Existence of points on varieties which avoid a given number field.

Question

Let C be a geometrically integral curve over a number field K and let K' be a number field containing K. Does there exist a number field L containing K such that

• $L \cap K' = K$, and
• $C(L) \neq \emptyset$?

Note that the hypotheses on C are necessary -- the curve x^2 + y^2 = 0, with the origin removed, is not geometrically integral, but gives a counterexample for K = Q and K' = Q(i).

Also, I can prove that this is true when C has prime gonality. It would be odd, though, for this to be a necessary hypothesis.

Answer 1

Yes, this follows from a Theorem of Moret-Bailly, see for example Corollary 1.5

http://math.stanford.edu/~conrad/vigregroup/vigre05/mb.pdf

Roughly speaking, given a finite set $S$ of primes with $C(K_v)$ is non-empty, this produces a field $L$ with $C(L) \neq \emptyset$ and $L_v = K_v$ for all $v \in S$.

To guarantee that $L \cap K' = K$, one may as well assume that $K'/K$ is Galois with Galois group $G$. Then for every conjugacy class $g \in G = \mathrm{Gal}(K'/K)$, let $v$ be a prime such that $\langle \mathrm{Frob}_v \rangle = \langle g \rangle \in G$ and $C(K_v) \ne \emptyset$. (The existence of such $v$ follows from Cebotarev, the Weil conjectures, and Hensel's Lemma.) If $S$ is the resulting set, then one may find $L$ with $C(L)$ non-empty and $L_v = K_v$ for all $v \in S$, and so (by Cebotarev) that $L \cap K' = K$.

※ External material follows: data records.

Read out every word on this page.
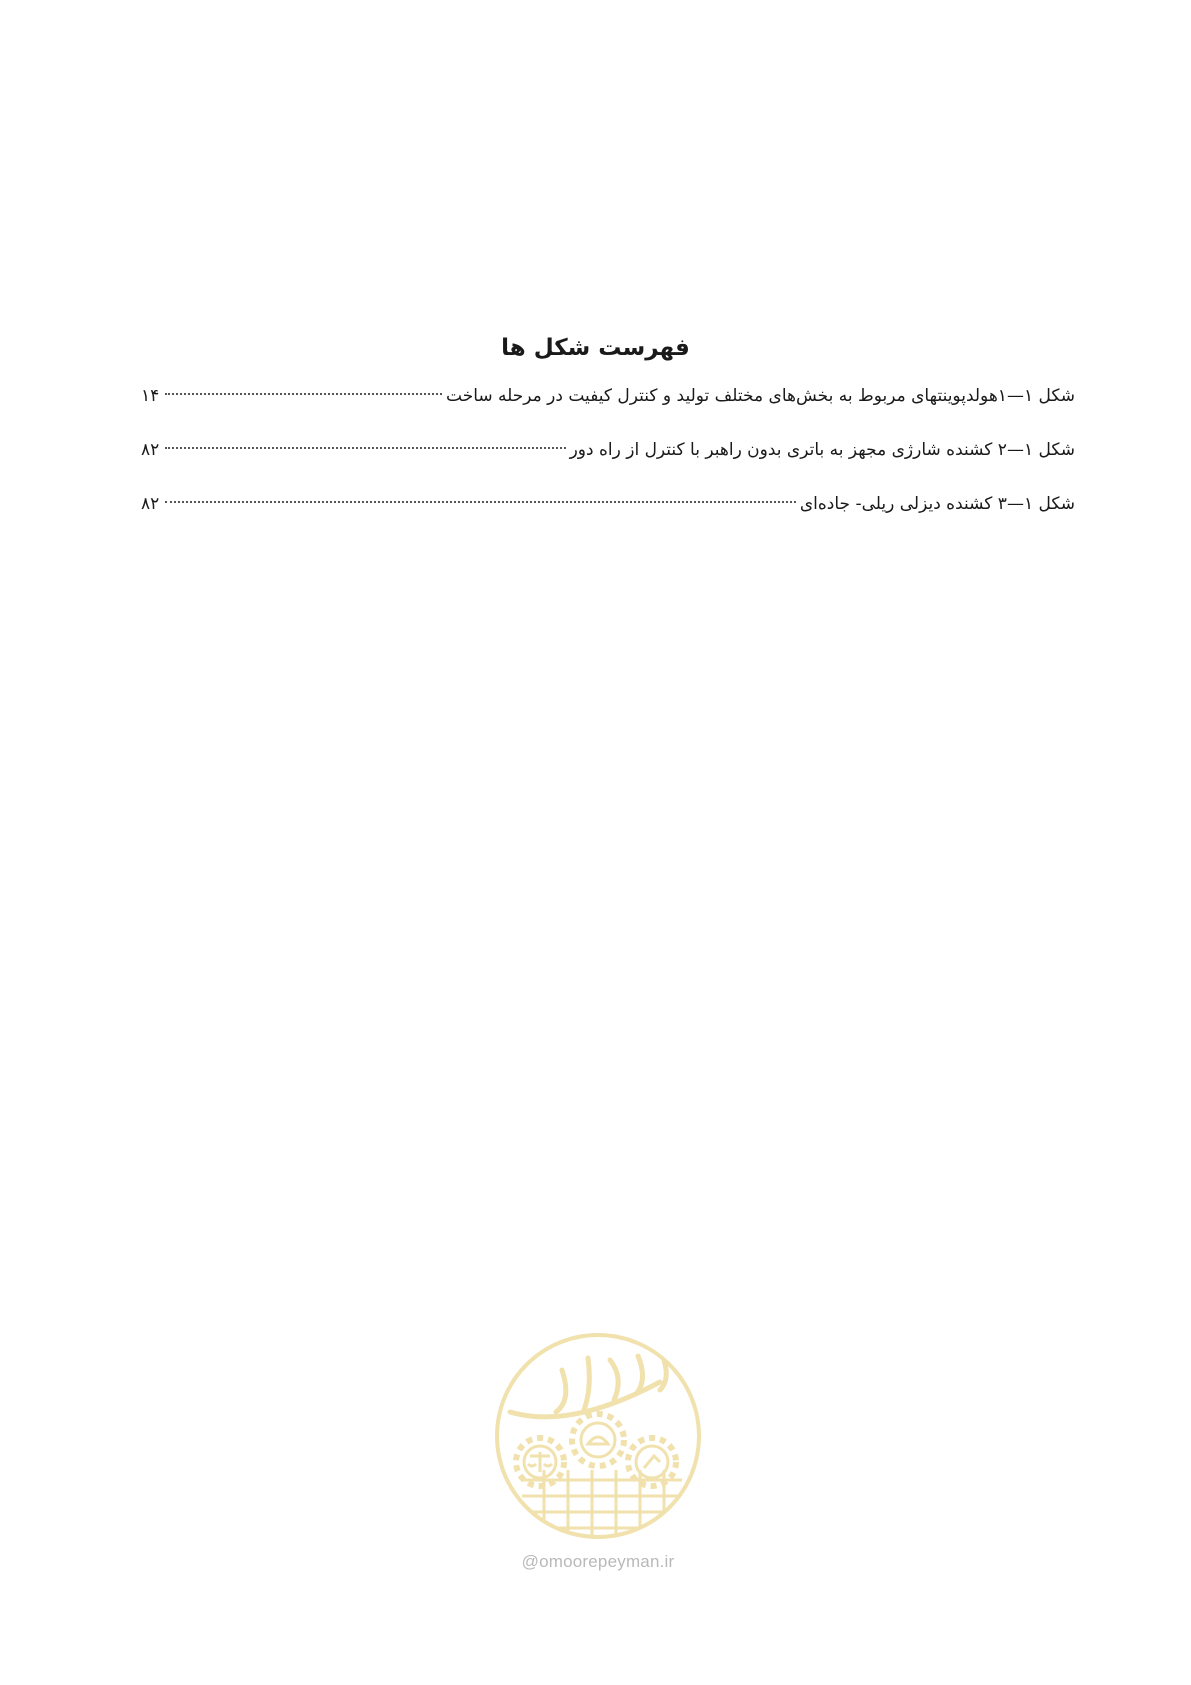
فهرست شکل ها
شکل ۱—۱هولدپوینتهای مربوط به بخش‌های مختلف تولید و کنترل کیفیت در مرحله ساخت
۱۴
شکل ۱—۲ کشنده شارژی مجهز به باتری بدون راهبر با کنترل از راه دور
۸۲
شکل ۱—۳ کشنده دیزلی ریلی- جاده‌ای
۸۲
@omoorepeyman.ir
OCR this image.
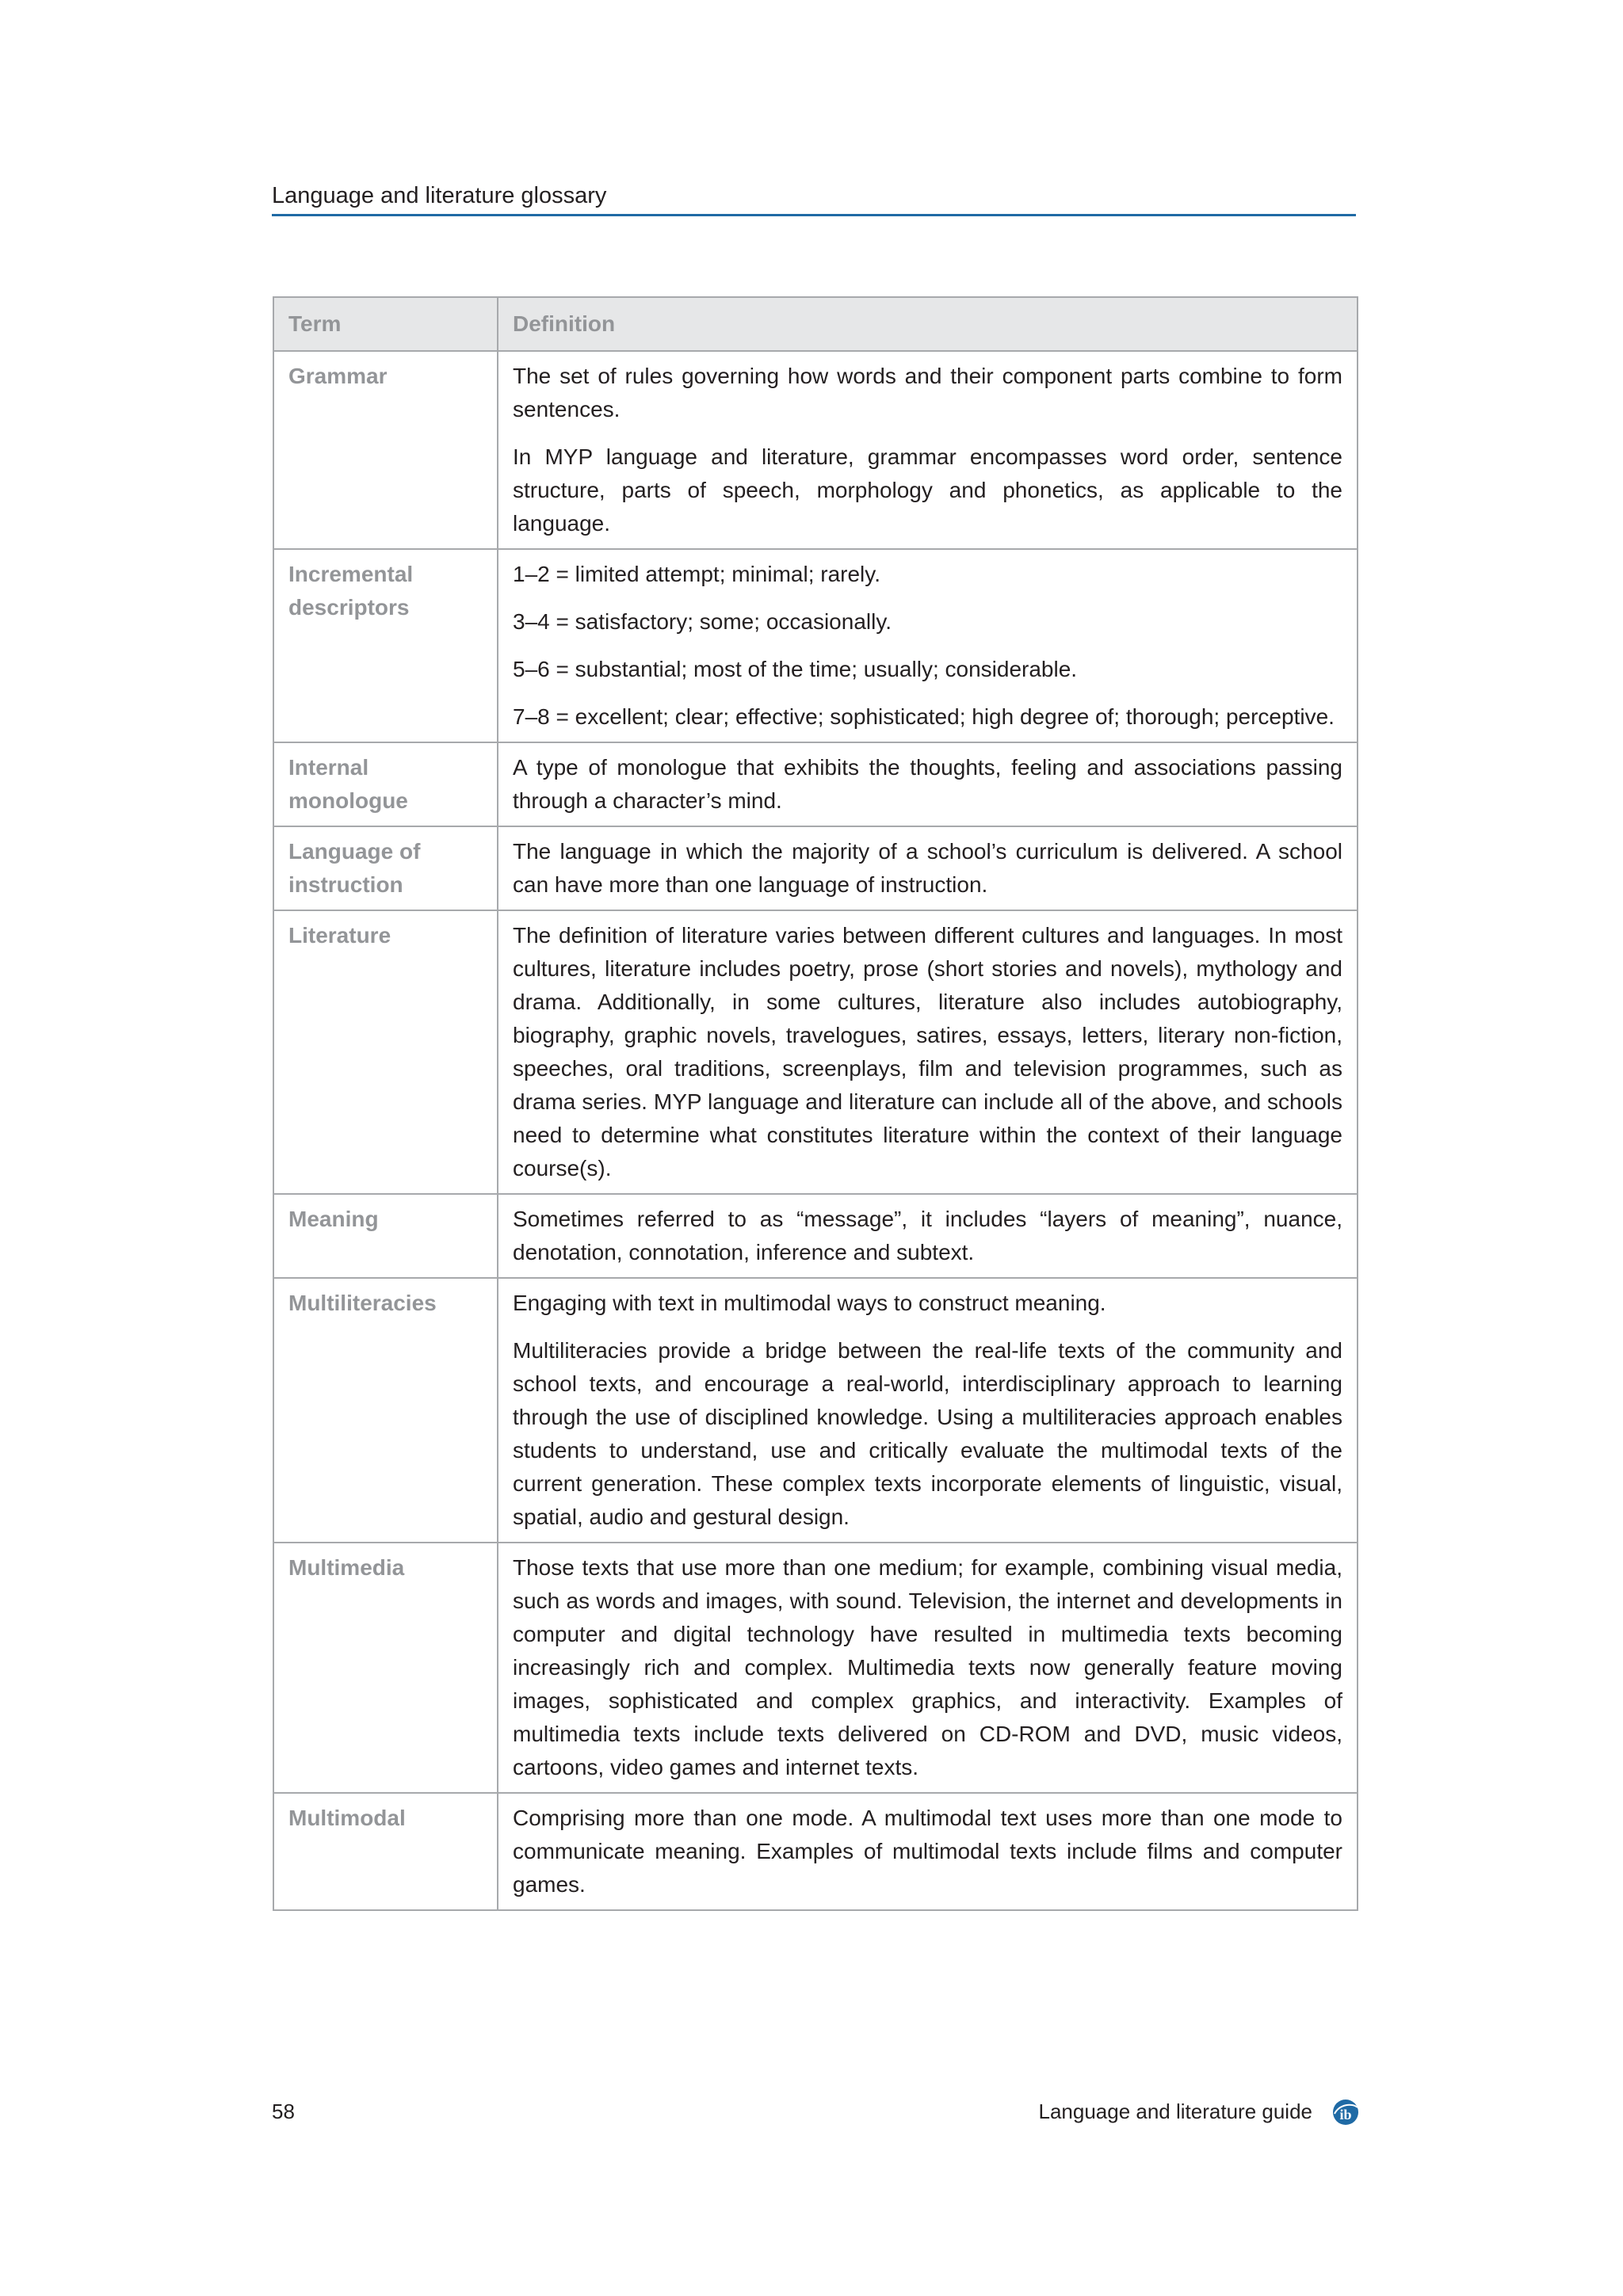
Language and literature glossary
Term	Definition
Grammar	The set of rules governing how words and their component parts combine to form sentences.

In MYP language and literature, grammar encompasses word order, sentence structure, parts of speech, morphology and phonetics, as applicable to the language.

Incremental descriptors	1–2 = limited attempt; minimal; rarely.

3–4 = satisfactory; some; occasionally.

5–6 = substantial; most of the time; usually; considerable.

7–8 = excellent; clear; effective; sophisticated; high degree of; thorough; perceptive.

Internal monologue	A type of monologue that exhibits the thoughts, feeling and associations passing through a character’s mind.

Language of instruction	The language in which the majority of a school’s curriculum is delivered. A school can have more than one language of instruction.

Literature	The definition of literature varies between different cultures and languages. In most cultures, literature includes poetry, prose (short stories and novels), mythology and drama. Additionally, in some cultures, literature also includes autobiography, biography, graphic novels, travelogues, satires, essays, letters, literary non-fiction, speeches, oral traditions, screenplays, film and television programmes, such as drama series. MYP language and literature can include all of the above, and schools need to determine what constitutes literature within the context of their language course(s).

Meaning	Sometimes referred to as “message”, it includes “layers of meaning”, nuance, denotation, connotation, inference and subtext.

Multiliteracies	Engaging with text in multimodal ways to construct meaning.

Multiliteracies provide a bridge between the real-life texts of the community and school texts, and encourage a real-world, interdisciplinary approach to learning through the use of disciplined knowledge. Using a multiliteracies approach enables students to understand, use and critically evaluate the multimodal texts of the current generation. These complex texts incorporate elements of linguistic, visual, spatial, audio and gestural design.

Multimedia	Those texts that use more than one medium; for example, combining visual media, such as words and images, with sound. Television, the internet and developments in computer and digital technology have resulted in multimedia texts becoming increasingly rich and complex. Multimedia texts now generally feature moving images, sophisticated and complex graphics, and interactivity. Examples of multimedia texts include texts delivered on CD-ROM and DVD, music videos, cartoons, video games and internet texts.

Multimodal	Comprising more than one mode. A multimodal text uses more than one mode to communicate meaning. Examples of multimodal texts include films and computer games.

58	Language and literature guide ib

This theorem gets used all the time in "potential modularity" theorems.

Answer 2

I think this is a consequence of (variants of) Hilbert's irreducibility theorem. Let me explain why. Suppose that $C$ is a geometrically integral curve defined over a number field $K$. Let $K'/K$ be a normal finite extension. We will show that infinitely many points of $C$ are defined over a field disjoint from $K'$.

Since both the hypotheses and the conclusion are birational invariants, we may suppose that $C$ is a closed subset of $\mathbb{A}_K^2$ (take an affine open of $C$, embed it in $\mathbb{A}^N$ for some $N$ and take a generic projection to $\mathbb{A}^2$). Choose a generic projection $p:C\to\mathbb{A}^1_K$. The curve $C$ is described by an equation $F(t,x)=0$, where $t$ is the coordinate of $\mathbb{A}^1_K$, and $F$ is an irreducible polynomial.

Now, since $C$ is geometrically integral, $F_{K'}$ is still irreducible. By [Serre, Topics in Galois theory, Proposition 3.3.1], $x\mapsto F_{K'}(\lambda',x)$ is irreducible for every $\lambda'\in K'$ outside of a thin set. Hence, by [Serre, Topics in Galois theory, Proposition 3.2.1], $x\mapsto F_{K'}(\lambda,x)$ is irreducible for every $\lambda\in K$ outside of a thin set. Since $K$ is Hilbertian, this holds for infinitely many $\lambda\in K$.

Let us fix such a $\lambda$. We denote by $q$ and $q'$, the points of $\mathbb{A}^1_K$ and $\mathbb{A}^1_{K'}$ with coordinate $\lambda$. By choice of $\lambda$, $x\mapsto F_{K'}(\lambda,x)$ hence also $x\mapsto F(\lambda,x)$ are irreducible polynomials. Hence $p_{K'}^{-1}(q')\subset C_{K'}$ (resp. $p^{-1}(q)\subset C$) consists of a unique (reduced) point $p'\in C_{K'}$ (resp. $p\in C$). Let $L$ and $L'$ be the residual fields of $p$ and $p'$. By construction, $p'=p\times_{q} q'$ so that $L'=L\otimes_K K'$. This implies that $L$ is disjoint from $K'$.